Cabe aqui a pergunta: o socialismo elimina por completo o sofrimento real?
Sabemos que não. Ainda que elimine a dor causada por enfermidades e, portanto,
suprimida pela medicina, o socialismo e o comunismo jamais haverão de eliminar
o sofrimento, uma experiência subjetiva provocada por frustração,
ansiedade, ruptura afetiva, transtorno psíquico etc. Mas não é este aspecto que
justifica a existência da prática religiosa. Ela não é, e primeira instância,
um apoio ou consolo ao sofrimento humano. É uma via que nos faz vivenciar o
amor como experiência de Deus e, assim, assumir uma relação de alteridade
respeitosa com o próximo e a natureza.
Uma
compreensão adequada do contexto no qual Marx afirma que “a religião é o ópio
do povo” revela que ele a entendia como produto, efeito de um contexto social,
e o que deve ser atacado são suas causas, suas raízes, e não a religião em
si.
Em
“O capital” Marx afirma que a religião só pode desaparecer quando as causas
sociais que lhe dão origem também desaparecerem: “O reflexo religioso do mundo
real só pode desaparecer quando as relações do cotidiano prático se
apresentarem aos homens, diariamente, de forma transparente e racional, como
relações uns com os outros e com a natureza.”[32]
Como
assinala Fábio Régio Bento,[33] Marx
podia ser ateu, mas o materialismo do marxismo não é crente nem ateu. Não se
trata de um materialismo filosófico nem teológico, mas de um materialismo
sociológico, político, econômico, focado na análise das relações de produção,
que reconhece que tais relações materiais são legitimadas ou contestadas por
reproduções ideológicas conservadoras ou revolucionárias, de caráter leigo ou
confessional.
Assim,
ao assumir como dogma que “a religião é o ópio do povo”, muitos marxistas
passaram a associar socialismo e ateísmo, revolução e ateísmo, esquerda e
ateísmo, demonstrando desconhecerem o pensamento de Marx e Engels.
Essa
falsa hermenêutica não é, contudo, o mais importante. O mais grave foi o erro
político e estratégico decorrido dela, ou seja, excluíram da luta
revolucionária e dos partidos comunistas os revolucionários crentes, os que
abraçavam alguma confissão religiosa, afastando-se de amplos segmentos
populares culturalmente religiosos e, assim, oferecendo ao inimigo a bandeira
da incompatibilidade entre socialismo e Cristianismo e da plena compatibilidade
entre capitalismo e Cristianismo. Ora, o marxismo não é, em sua origem,
ateísta, é laico, é um método de análise da realidade que foge de qualquer
metafísica.
Fidel
me disse na entrevista contida em “Fidel e a religião”: “Concordo com sua
observação de que o marxismo é uma importante contribuição ao desenvolvimento
das ciências sociais.

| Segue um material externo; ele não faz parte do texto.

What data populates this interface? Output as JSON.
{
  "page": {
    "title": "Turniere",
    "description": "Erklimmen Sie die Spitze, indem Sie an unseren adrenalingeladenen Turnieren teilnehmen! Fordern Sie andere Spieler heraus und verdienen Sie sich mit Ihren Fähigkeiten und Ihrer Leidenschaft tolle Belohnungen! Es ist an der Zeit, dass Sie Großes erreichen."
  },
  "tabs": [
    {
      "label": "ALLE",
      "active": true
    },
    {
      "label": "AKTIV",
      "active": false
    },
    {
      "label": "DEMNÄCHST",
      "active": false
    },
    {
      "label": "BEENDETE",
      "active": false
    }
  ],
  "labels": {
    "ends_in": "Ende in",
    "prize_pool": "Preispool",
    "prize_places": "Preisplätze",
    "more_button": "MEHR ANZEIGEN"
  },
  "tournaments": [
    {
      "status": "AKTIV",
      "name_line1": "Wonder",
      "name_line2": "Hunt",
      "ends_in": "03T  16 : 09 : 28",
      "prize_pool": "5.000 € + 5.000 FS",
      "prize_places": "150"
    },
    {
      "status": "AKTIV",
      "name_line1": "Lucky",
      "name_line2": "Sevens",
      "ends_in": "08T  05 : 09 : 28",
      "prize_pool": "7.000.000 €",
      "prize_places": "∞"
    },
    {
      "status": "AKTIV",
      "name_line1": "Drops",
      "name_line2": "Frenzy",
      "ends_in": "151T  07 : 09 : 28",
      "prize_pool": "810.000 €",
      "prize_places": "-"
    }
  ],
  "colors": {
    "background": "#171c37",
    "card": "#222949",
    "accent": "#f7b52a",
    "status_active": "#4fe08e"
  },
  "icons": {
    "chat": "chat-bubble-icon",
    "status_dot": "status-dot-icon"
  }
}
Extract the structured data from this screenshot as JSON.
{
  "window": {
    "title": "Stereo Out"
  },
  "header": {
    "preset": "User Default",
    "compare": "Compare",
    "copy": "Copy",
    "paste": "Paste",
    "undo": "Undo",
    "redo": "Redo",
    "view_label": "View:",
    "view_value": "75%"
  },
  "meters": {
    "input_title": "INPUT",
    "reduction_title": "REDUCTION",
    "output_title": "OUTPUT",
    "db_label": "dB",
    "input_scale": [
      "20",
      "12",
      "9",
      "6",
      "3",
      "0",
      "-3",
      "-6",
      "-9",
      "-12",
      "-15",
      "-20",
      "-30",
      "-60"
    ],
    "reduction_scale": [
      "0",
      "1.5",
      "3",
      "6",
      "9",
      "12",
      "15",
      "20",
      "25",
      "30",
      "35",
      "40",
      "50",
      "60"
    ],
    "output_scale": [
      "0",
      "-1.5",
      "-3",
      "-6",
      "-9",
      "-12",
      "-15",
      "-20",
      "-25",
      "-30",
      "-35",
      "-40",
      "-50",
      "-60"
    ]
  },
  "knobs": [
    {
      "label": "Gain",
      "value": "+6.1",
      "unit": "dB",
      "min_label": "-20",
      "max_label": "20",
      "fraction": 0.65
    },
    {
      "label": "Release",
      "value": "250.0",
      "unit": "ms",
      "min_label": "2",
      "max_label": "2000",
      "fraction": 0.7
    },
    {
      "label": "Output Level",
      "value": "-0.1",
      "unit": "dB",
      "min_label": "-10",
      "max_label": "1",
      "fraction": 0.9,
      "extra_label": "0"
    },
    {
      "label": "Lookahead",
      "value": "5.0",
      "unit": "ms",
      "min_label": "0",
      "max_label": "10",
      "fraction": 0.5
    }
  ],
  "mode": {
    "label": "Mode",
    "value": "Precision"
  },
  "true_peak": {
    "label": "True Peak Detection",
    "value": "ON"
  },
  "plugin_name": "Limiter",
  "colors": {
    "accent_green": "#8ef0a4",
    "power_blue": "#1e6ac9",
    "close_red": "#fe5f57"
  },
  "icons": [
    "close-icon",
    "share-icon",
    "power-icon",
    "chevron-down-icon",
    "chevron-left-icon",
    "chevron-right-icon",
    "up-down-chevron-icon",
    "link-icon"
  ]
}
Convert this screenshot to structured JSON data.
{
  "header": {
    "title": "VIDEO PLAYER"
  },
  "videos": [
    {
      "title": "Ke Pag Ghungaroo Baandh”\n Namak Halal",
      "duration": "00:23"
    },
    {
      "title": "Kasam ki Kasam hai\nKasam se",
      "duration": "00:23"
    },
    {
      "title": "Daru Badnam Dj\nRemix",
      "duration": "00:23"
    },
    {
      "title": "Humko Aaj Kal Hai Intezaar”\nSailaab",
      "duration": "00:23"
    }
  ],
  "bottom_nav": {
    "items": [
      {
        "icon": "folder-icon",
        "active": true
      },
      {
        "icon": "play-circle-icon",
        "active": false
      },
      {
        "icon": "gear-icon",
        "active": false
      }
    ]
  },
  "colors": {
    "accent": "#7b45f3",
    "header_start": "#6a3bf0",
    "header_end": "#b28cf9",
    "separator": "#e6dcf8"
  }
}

Os que, a partir de uma postura religiosa, se preocupam
com essas questões, ao buscarem explicações e realizarem pesquisas utilizam, de
certa forma, o marxismo como um instrumento de análise, já que toda pesquisa
deve ter uma base e um método científicos. Não utilizam o marxismo para
explicar problemas teológicos, metafísicos ou filosóficos, e sim fenômenos
econômicos, sociais e políticos. É como quem faz o diagnóstico de uma doença e
utiliza um recurso ou equipamento científico, não importa se produzido nos
Estados Unidos, na França, na União Soviética, no Japão ou em qualquer outro
país. A ciência, como tal, não tem ideologia. Um instrumento científico, um
remédio, um equipamento médico ou industrial, uma máquina, não têm ideologia em
si mesmos. Mas uma interpretação científica pode encerrar uma ideologia
política; não me refiro a uma convicção religiosa.”
Uma
análise verdadeiramente dialética da famosa expressão que aparece na
“Introdução à Crítica da Filosofia do Direito de Hegel”, comprova que Marx
levou em conta o duplo caráter do fenômeno religioso: de expressão da miséria
real e, também, de protesto frente a essa miséria real.
Embora
a afirmação de 1844 seja de um Marx ainda neohegeliano de esquerda, discípulo
de Feuerbach, o que nos permite dizer de um Marx “pré-marxista”, que ainda não
abordava a contradição de classes – como fez em “A ideologia alemã” (1846) e no
“Manifesto comunista” (1848). É inegável, entretanto, que se
trata de uma afirmação dialética. Se a religião legitima as condições
reais de existência, também manifesta uma crítica a essas condições, como o
comprova a Teologia da Libertação, sobre a qual me manifestou Fidel na
entrevista a mim concedida: “Eu poderia definir a Igreja da libertação ou a
Teologia da Libertação como um reencontro do cristianismo com as suas raízes,
com a sua história mais bonita, mais atrativa, mais heroica e mais gloriosa, e
de maneira tão importante que obriga toda a esquerda da América Latina a
considerar este um dos acontecimentos mais fundamentais de nossa época.”
A
luta de classes atravessa a própria Igreja, como observou Engels em seu estudo
sobre os anabatistas do século XVI, “A Guerra Camponesa” (1850). As religiões,
em suma, estão dentro das lutas de classes e não fora delas. “A história de
todas as sociedades até hoje existentes é a história das lutas de classes.”[34]
As
religiões também foram combatidas pelas revoluções burguesas, que as
consideravam alicerces dos regimes feudais e monarquistas. Contudo, elas
acabaram por se adaptar às sociedades burguesas.
No
diálogo com Fidel admito que muitas instituições religiosas se posicionaram de
forma conservadora e contrarrevolucionária frente às lutas latino-americanas de
emancipação social, mas também muitos partidos comunistas falharam por
professarem um ateísmo academicista que os afastava dos pobres impregnados de
fé.
Fidel
ponderou que a expressão “a religião é o ópio do povo” pode ter sido “justa num
determinado momento”, e valer ainda em algumas circunstâncias, mas “de nenhum
modo aquela frase tem ou pode ter o caráter de dogma ou de verdade absoluta. É
uma verdade ajustada a determinadas condições históricas concretas. Creio que é
absolutamente dialético e marxista tirar esta conclusão. Em minha opinião, a
religião, sob a ótica política, não é em si mesma ópio ou remédio milagroso.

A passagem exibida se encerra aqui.